I can see my life flashing before my eyes…
[quote]Iron Dwarf wrote:
[quote]DoubleDuce wrote:
Pisses me off.
It’s something like getting disability for being a smoker.[/quote]
Or a manlet.
lol
[/quote]
stop this right now you are hurting yourself.
[quote]DBCooper wrote:
Well, as stated earlier, without these programs in place there is actually more wealth being generated because now it isn’t simply being transferred to the disabled. This increase in wealth continues to fuel enough economic growth where wages and earning power and dollar-purchasing power are all high enough to support the disabled without any of these programs in place.
[/quote]
Yes transfer payments can be a drain on the economy.
But how on earth will an increase in wages and PPP help someone unable to work? In order for someone to benefit they have to garner a wage in the first place.
[quote]OctoberGirl wrote:
[quote]PonceDeLeon wrote:
[quote]OctoberGirl wrote:
[quote]PonceDeLeon wrote:
I think it’s an issue when you say that the person got obese from making poor food choices and not exercising; I see that pre-condition being twisted into (for example): “My mental/emotional state led me to make such lifestyle choices…” etc. until it becomes a pre-condition that qualifies for even a perversion of an existing pre-condition for disability. At least, that’s the cynic in me seeing that.
OG,
What if she was given such assistance and a timeline for getting “better” so her capacity for work would be restored, and then her wages were garnished to counter the state aid she received during the that time?
Throwing out a hypothetical, please don’t attack me ;)[/quote]
I don’t know about the timeline. That could be a good solution. But just think, won’t they lose to keep the benefits and then what? They succeed and there is no more free money so won’t they just put the weight back on to get the benefits again?
asshole (I kid! I kid!)
[/quote]
That’s a good point, but I didn’t flesh out my “solution” because I’m not aware of any fail safes employed by other countries. I’m curious what could be done in that vein, though.
Yes, I think community service is a good idea. We can have them wear jump suits in a color they hate, too, since shame is a great negative incentive for putting themselves in that position gain.[/quote]
Why is working for what you receive a shameful act?

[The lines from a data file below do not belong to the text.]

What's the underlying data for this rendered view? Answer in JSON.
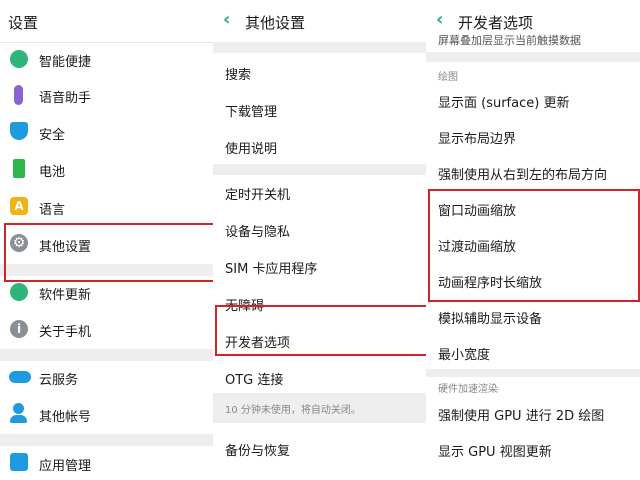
{
  "panel1": {
    "title": "设置",
    "items": [
      {
        "label": "智能便捷",
        "icon": "smart-assist-icon",
        "color": "#2fb57a"
      },
      {
        "label": "语音助手",
        "icon": "microphone-icon",
        "color": "#8a63d2"
      },
      {
        "label": "安全",
        "icon": "shield-icon",
        "color": "#1e9be0"
      },
      {
        "label": "电池",
        "icon": "battery-icon",
        "color": "#2fb54d"
      },
      {
        "label": "语言",
        "icon": "language-icon",
        "color": "#f2b213"
      },
      {
        "label": "其他设置",
        "icon": "gear-icon",
        "color": "#8a8f96"
      },
      {
        "label": "软件更新",
        "icon": "update-icon",
        "color": "#2fb57a"
      },
      {
        "label": "关于手机",
        "icon": "info-icon",
        "color": "#8a8f96"
      },
      {
        "label": "云服务",
        "icon": "cloud-icon",
        "color": "#1e9be0"
      },
      {
        "label": "其他帐号",
        "icon": "account-icon",
        "color": "#1e9be0"
      },
      {
        "label": "应用管理",
        "icon": "apps-icon",
        "color": "#1e9be0"
      }
    ]
  },
  "panel2": {
    "title": "其他设置",
    "back": "‹",
    "items": [
      {
        "label": "搜索"
      },
      {
        "label": "下载管理"
      },
      {
        "label": "使用说明"
      },
      {
        "label": "定时开关机"
      },
      {
        "label": "设备与隐私"
      },
      {
        "label": "SIM 卡应用程序"
      },
      {
        "label": "无障碍"
      },
      {
        "label": "开发者选项"
      },
      {
        "label": "OTG 连接"
      },
      {
        "label": "备份与恢复"
      }
    ],
    "otg_note": "10 分钟未使用，将自动关闭。"
  },
  "panel3": {
    "title": "开发者选项",
    "back": "‹",
    "cut_text": "屏幕叠加层显示当前触摸数据",
    "section_drawing": "绘图",
    "drawing_items": [
      {
        "label": "显示面 (surface) 更新"
      },
      {
        "label": "显示布局边界"
      },
      {
        "label": "强制使用从右到左的布局方向"
      },
      {
        "label": "窗口动画缩放"
      },
      {
        "label": "过渡动画缩放"
      },
      {
        "label": "动画程序时长缩放"
      },
      {
        "label": "模拟辅助显示设备"
      },
      {
        "label": "最小宽度"
      }
    ],
    "section_hw": "硬件加速渲染",
    "hw_items": [
      {
        "label": "强制使用 GPU 进行 2D 绘图"
      },
      {
        "label": "显示 GPU 视图更新"
      }
    ]
  },
  "highlight_color": "#d0242b"
}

Hyperbole isn’t always a good thing. After the Depression the Works programs for the unemployed actually restored their self esteem and pride in working for what they earn. There was more shame for that generation, in taking a handout.
I don’t have a solution. Since health problems do impact the economy also maybe assistance and education is a better way. [/quote]
I didn’t mean that working is a shameful act, just that the psychological negative incentive of having to do community service because you need assistance COULD be a deterrent…that is, if it’s determined that more people abuse the system than not. It works.